Oi povo!

Saiu rápido, eu sei... Tenshi anda inspirada, como já disse anteriormente. Acho que Um em Treze será atualizada frequentemente, ao menos até as minhas aulas voltarem... xD

Esse capítulo é um tantinho maçante, eu acho, porque é nele que as protetoras de Selene se apresentam. Tem umas bem louquinhas... Huahsuashuasuhs... Mas já vou contando, lentamente, um pouco do que espera por vocês.

Metal Ikarus: Sim, meu caro, você ganhou dedicatória! Ainda não li todas as suas fics, mas me aguarde. Assim que eu conseguir acabar um tantinho com minha crise de inspiração, vou conseguir parar e terminar pelo menos de ler Fúrias de Ártemis. Me aguarde, logo alcanço a Saint Seiya Extreme! Huahauahuahuahua. Pois é, Selene quase não é lembrada... Isso é uma pena, porque ela é muito interessante. Não, o Ele não seria o Seiya. Preste atenção nas partes da história que vão estar em itálico ao longo dos capítulos, elas, lentamente, irão revelar - para os leitores - quem é esse Ele. Para os leitores, porque os cavaleiros ainda vão boiar por um tempo... Huahsuaasuhaushuashusa Ok, eu falo que vai puxar mais pra Lost Canvas =D

Espero que goste desse capítulo *-*

Mas o motivo do chororô e outras cositas só serão explicadas no próximo capítulo xD

Abraços!

Um em Treze

Capítulo 1

Seis Guerras Santas atrás, muito antes de Alone, Sasha e Tenma...

Athena estava vestida com sua Sagrada Armadura, Capricórnio de um lado e Pégasus do outro. E a frente deles, Hades, em seu real corpo, não o jovem mais puro que houvesse sobre a Terra. Pandora ainda não era necessária. Apenas os 108 espectros, e uma aliada poderosa que partiu quando conseguiu o que queria.

E é de conhecimento geral que o que força Hades à escolher o jovem mais puro da Terra para reencarnar, tendo Pandora como a guardiã desde, foi que o Cavaleiro de Pégasus o feriu em Guerras Passadas.

E foi nesta Guerra que isso ocorreu.

Aysel levantou-se, limpando o rosto e então olhou para os cavaleiros, que estavam estáticos. Eram incapazes de crer que Athena de fato ficara quieta enquanto Selene lhe fazia perguntas tão preciosas. A crença deles na deusa, depois de tudo o que tinham visto-a fazer, lhe impediam de acreditar que ela ficara em silêncio.

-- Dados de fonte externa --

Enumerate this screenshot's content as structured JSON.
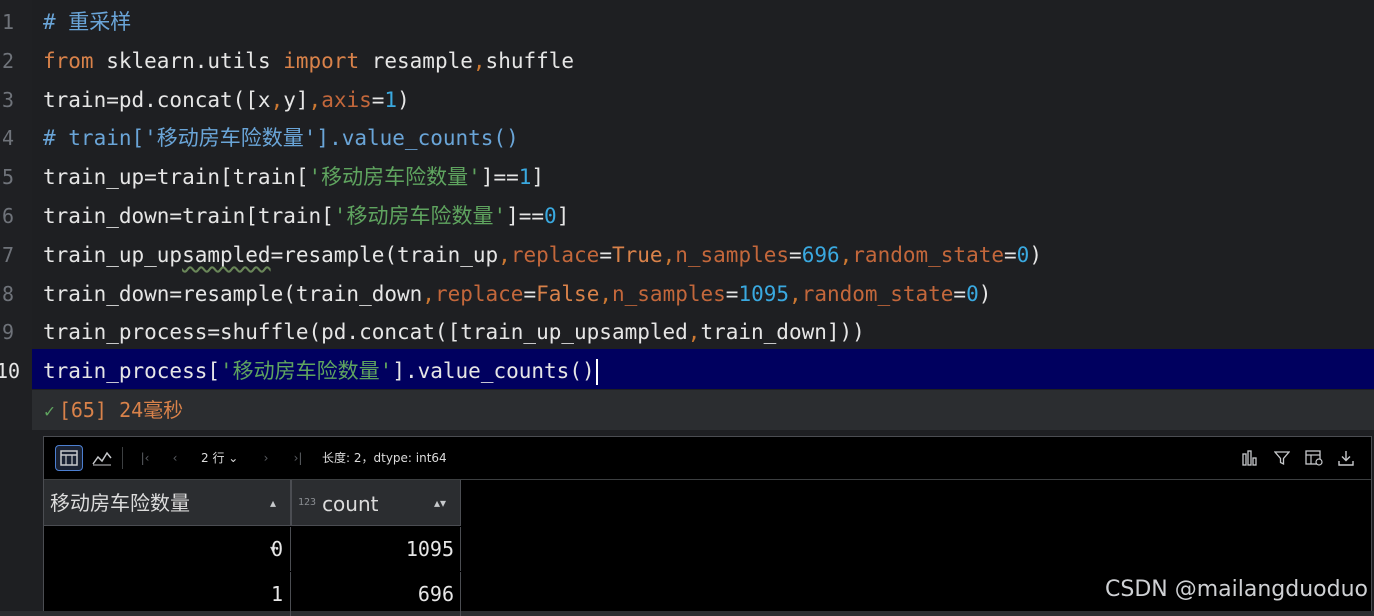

Ela então retirou a capa e o manto, deixando uma armadura prateada com o brilho das estrelas exposta. Cobria-lhe todo o corpo, com pontas saindo das ombreiras e das proteções das pernas, e duas adagas longas e gêmeas estavam presas nas proteções dos braços, preparadas para serem sacadas imediatamente.

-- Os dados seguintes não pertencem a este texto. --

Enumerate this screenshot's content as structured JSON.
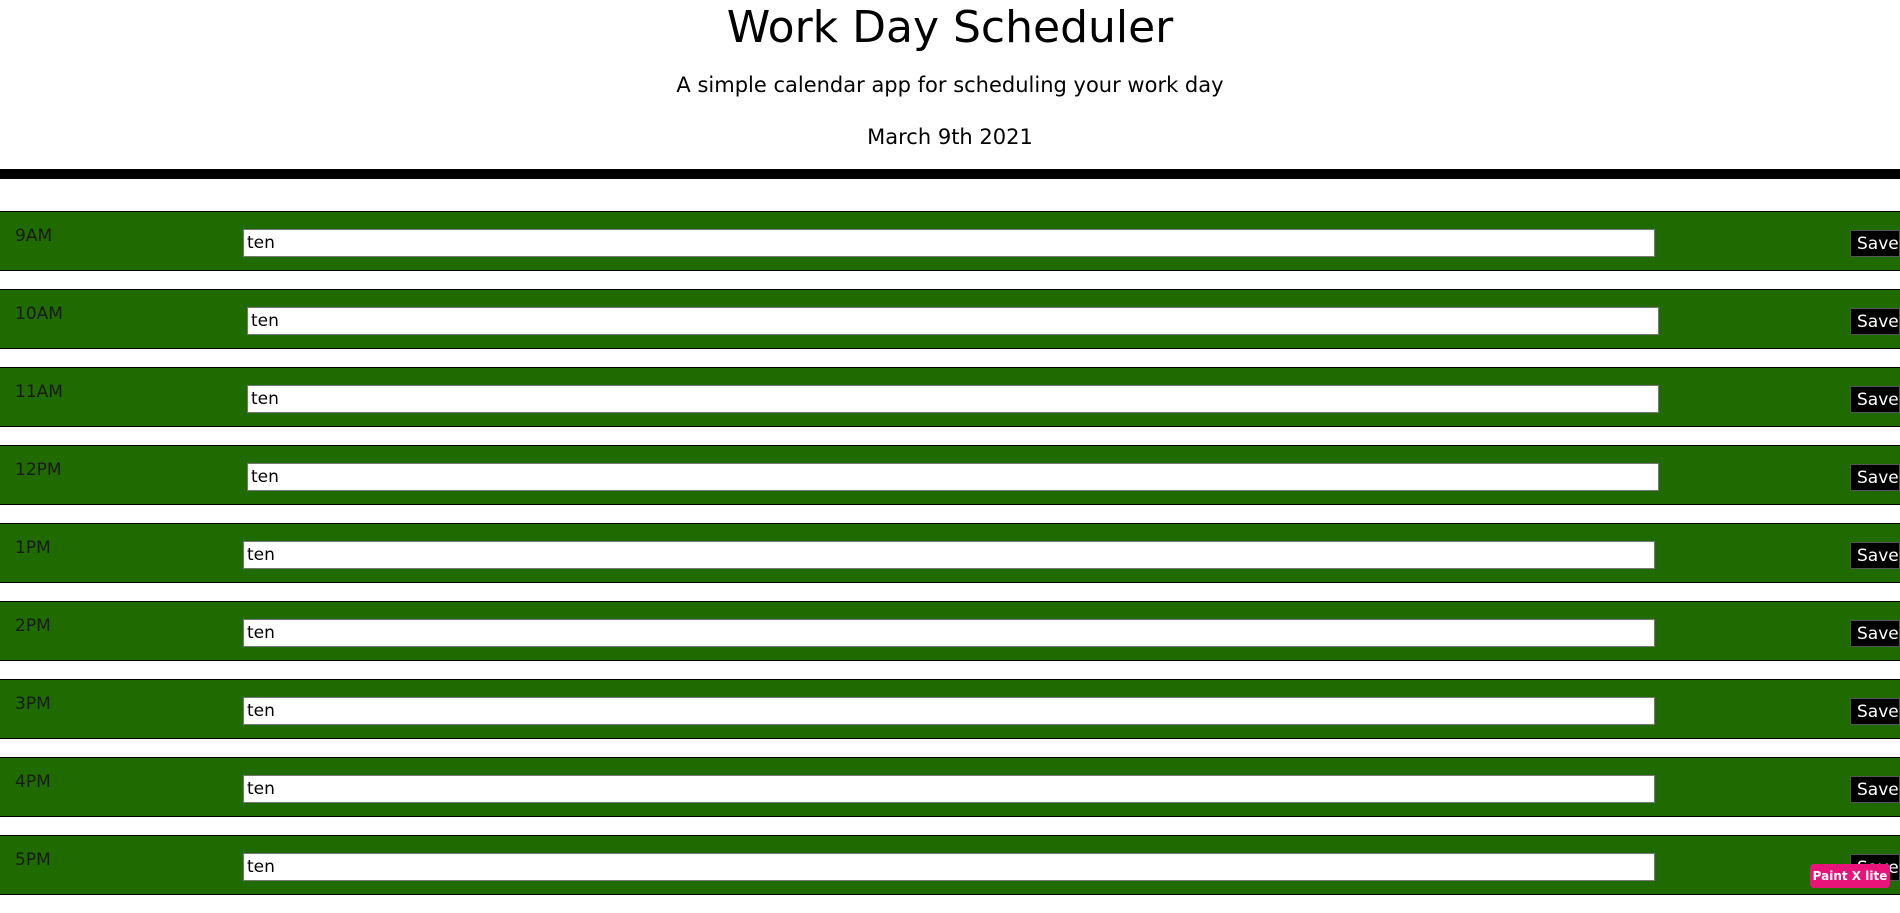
{
  "header": {
    "title": "Work Day Scheduler",
    "subtitle": "A simple calendar app for scheduling your work day",
    "date": "March 9th 2021"
  },
  "colors": {
    "row_background": "#1f6b00",
    "divider": "#000000",
    "save_button": "#000000"
  },
  "rows": [
    {
      "hour": "9AM",
      "task": "ten",
      "save_label": "Save"
    },
    {
      "hour": "10AM",
      "task": "ten",
      "save_label": "Save"
    },
    {
      "hour": "11AM",
      "task": "ten",
      "save_label": "Save"
    },
    {
      "hour": "12PM",
      "task": "ten",
      "save_label": "Save"
    },
    {
      "hour": "1PM",
      "task": "ten",
      "save_label": "Save"
    },
    {
      "hour": "2PM",
      "task": "ten",
      "save_label": "Save"
    },
    {
      "hour": "3PM",
      "task": "ten",
      "save_label": "Save"
    },
    {
      "hour": "4PM",
      "task": "ten",
      "save_label": "Save"
    },
    {
      "hour": "5PM",
      "task": "ten",
      "save_label": "Save"
    }
  ],
  "badge": {
    "label": "Paint X lite"
  }
}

- Prometi à Selene que vocês iriam aprender o sentido da união. E vou fazer isso, mesmo que na base da porrada. – seu olhar ficou um tanto ameaçador, e um sorriso sangrento, essa seria a palavra mais certa, desenhou-se nos lábios azulados. Ela já estralava os ossos das mãos, como quando alguém se prepara para socar outro alguém.

No entanto, outra das mulheres vestidas de branco colocou-lhe a mão no ombro. Aysel respirou fundo, fechou os olhos e cruzou os braços. Sua expressão era impaciente, mas a outra conseguiu controlar-lhe.

Todas as acompanhantes de Selene levantaram-se, ficando frente a frente com os cavaleiros. A que parara Aysel foi a primeira a se pronunciar.

Ela tirou a capa e o manto. Sua armadura era semelhante à de Aysel, no entanto, era uma Morningstar que estava pendurada em sua cintura, com asas feitas de estrelas em suas costas. Seus cabelos eram cortados na altura da orelha, lisos, brancos como o de Aysel, as orelhas igualmente pontudas, no entanto, seus olhos eram negros com a pupila branca em forma de estrela.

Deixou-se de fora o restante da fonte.